A Paris court sentenced a Pakistani man to 30 years in jail for attempting to murder two people outside the former offices of Charlie Hebdo in 2020 with a meat cleaver.
When he carried out the attack, 29-year-old Zaheer Mahmood wrongly believed the satirical newspaper was still based in the building, which was targeted by people a decade ago for publishing blasphemous caricatures.
In fact, Charlie Hebdo had moved in the wake of the storming of its offices by two Al-Qaeda-linked masked gunmen, who killed 12 people including eight of the paper’s editorial staff.
The killings in January 2015 shocked France and triggered a fierce debate about freedom of expression and religion, fuelling an outpouring of sympathy in France expressed in a wave of “Je Suis Charlie” (“I Am Charlie”) solidarity.
Originally from rural Pakistan, Mahmood arrived in France illegally in the summer of 2019.
Mahmood was convicted of attempted murder and terrorist conspiracy and he will be banned from France when his sentence is served.
Mahmood arrived in front of Charlie Hebdo’s former address.

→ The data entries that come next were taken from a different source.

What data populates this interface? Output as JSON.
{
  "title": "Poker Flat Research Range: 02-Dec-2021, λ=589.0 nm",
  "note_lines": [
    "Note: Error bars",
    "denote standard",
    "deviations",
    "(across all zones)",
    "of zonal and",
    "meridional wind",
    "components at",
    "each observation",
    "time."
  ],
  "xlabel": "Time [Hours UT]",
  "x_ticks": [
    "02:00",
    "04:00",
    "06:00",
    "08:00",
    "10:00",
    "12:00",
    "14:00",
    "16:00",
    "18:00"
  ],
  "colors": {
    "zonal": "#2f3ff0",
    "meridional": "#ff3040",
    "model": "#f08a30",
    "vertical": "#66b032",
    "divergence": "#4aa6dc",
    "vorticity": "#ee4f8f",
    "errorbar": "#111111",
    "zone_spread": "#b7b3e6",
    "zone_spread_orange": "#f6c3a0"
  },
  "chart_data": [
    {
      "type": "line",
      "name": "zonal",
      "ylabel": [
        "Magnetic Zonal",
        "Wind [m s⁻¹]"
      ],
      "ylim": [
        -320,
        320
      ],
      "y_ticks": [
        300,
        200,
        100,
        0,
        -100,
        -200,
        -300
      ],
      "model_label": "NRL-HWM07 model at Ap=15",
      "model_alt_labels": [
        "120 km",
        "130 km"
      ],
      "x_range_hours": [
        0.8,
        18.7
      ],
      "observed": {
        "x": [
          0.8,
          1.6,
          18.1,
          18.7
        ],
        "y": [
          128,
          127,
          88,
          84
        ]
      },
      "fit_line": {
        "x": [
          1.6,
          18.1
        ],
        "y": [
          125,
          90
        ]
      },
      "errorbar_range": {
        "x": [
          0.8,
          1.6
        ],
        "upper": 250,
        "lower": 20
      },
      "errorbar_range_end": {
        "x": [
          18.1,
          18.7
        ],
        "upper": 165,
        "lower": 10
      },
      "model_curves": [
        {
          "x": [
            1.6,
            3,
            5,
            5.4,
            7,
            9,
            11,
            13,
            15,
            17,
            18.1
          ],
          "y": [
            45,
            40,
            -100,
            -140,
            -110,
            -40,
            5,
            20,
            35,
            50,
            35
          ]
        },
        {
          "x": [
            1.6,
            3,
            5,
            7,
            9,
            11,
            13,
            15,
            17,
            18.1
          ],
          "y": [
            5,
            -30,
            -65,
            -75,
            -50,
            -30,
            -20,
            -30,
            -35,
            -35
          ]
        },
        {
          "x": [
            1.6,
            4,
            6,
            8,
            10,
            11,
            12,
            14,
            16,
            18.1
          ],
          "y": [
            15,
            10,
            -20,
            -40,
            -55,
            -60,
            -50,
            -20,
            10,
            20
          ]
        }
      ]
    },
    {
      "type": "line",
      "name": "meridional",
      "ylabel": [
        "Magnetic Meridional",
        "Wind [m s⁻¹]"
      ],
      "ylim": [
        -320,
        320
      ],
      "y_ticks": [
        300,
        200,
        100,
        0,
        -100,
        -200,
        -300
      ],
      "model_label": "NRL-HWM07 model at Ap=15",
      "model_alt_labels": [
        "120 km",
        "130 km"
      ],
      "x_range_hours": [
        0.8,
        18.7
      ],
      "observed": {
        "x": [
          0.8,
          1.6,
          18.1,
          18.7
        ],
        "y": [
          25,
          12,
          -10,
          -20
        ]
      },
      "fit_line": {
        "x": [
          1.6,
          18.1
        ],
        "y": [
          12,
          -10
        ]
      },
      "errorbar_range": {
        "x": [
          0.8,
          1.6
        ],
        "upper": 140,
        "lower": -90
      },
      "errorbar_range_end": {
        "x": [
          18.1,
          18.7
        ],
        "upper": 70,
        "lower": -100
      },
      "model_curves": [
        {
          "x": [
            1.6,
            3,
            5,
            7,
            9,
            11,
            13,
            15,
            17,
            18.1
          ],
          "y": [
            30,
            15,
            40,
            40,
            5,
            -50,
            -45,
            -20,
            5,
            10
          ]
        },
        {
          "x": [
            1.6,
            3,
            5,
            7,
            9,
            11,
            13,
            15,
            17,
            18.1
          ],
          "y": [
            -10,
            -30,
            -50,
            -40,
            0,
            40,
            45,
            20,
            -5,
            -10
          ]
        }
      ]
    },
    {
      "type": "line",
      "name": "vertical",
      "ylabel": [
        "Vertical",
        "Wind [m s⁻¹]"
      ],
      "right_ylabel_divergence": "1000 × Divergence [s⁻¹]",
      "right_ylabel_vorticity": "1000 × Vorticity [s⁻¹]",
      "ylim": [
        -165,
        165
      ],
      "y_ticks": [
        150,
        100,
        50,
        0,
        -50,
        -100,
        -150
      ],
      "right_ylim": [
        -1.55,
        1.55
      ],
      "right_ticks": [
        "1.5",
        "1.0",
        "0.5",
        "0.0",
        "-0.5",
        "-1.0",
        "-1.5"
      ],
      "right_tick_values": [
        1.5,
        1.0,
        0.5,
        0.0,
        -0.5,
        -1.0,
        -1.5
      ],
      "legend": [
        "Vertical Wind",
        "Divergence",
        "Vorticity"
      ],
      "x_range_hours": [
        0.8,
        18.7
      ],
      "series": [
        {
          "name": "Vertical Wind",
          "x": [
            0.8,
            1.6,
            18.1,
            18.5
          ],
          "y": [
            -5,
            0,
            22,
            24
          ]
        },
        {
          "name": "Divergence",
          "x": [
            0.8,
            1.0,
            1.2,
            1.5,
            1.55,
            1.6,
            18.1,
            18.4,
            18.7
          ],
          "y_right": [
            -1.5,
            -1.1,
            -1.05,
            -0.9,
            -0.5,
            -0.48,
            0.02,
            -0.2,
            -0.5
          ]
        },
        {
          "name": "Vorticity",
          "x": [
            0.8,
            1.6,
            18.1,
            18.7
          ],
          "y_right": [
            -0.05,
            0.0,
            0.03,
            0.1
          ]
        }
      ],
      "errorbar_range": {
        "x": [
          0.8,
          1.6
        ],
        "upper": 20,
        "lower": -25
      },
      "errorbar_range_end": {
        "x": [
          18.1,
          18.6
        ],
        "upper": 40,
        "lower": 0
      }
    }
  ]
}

Armed with a butcher’s cleaver, he gravely wounded two employees of the Premieres Lignes news agency.
Throughout the trial, his defence argued that his actions were the result of a profound disconnect he felt from France, given his upbringing in the Pakistan countryside.
Charlie Hebdo’s decision in 2020 to republish the controversial caricature triggered a wave of angry demonstrations in Pakistan, where blasphemy is punishable by death.
Five other Pakistani men, some of whom were minors at the time, were on trial alongside Mahmood on terrorist conspiracy charges for having supported and encouraged his actions.
The French capital’s special court for minors handed Mahmood’s co-defendants sentences of between three and 12 years.
None of the six in the dock reacted to the verdict.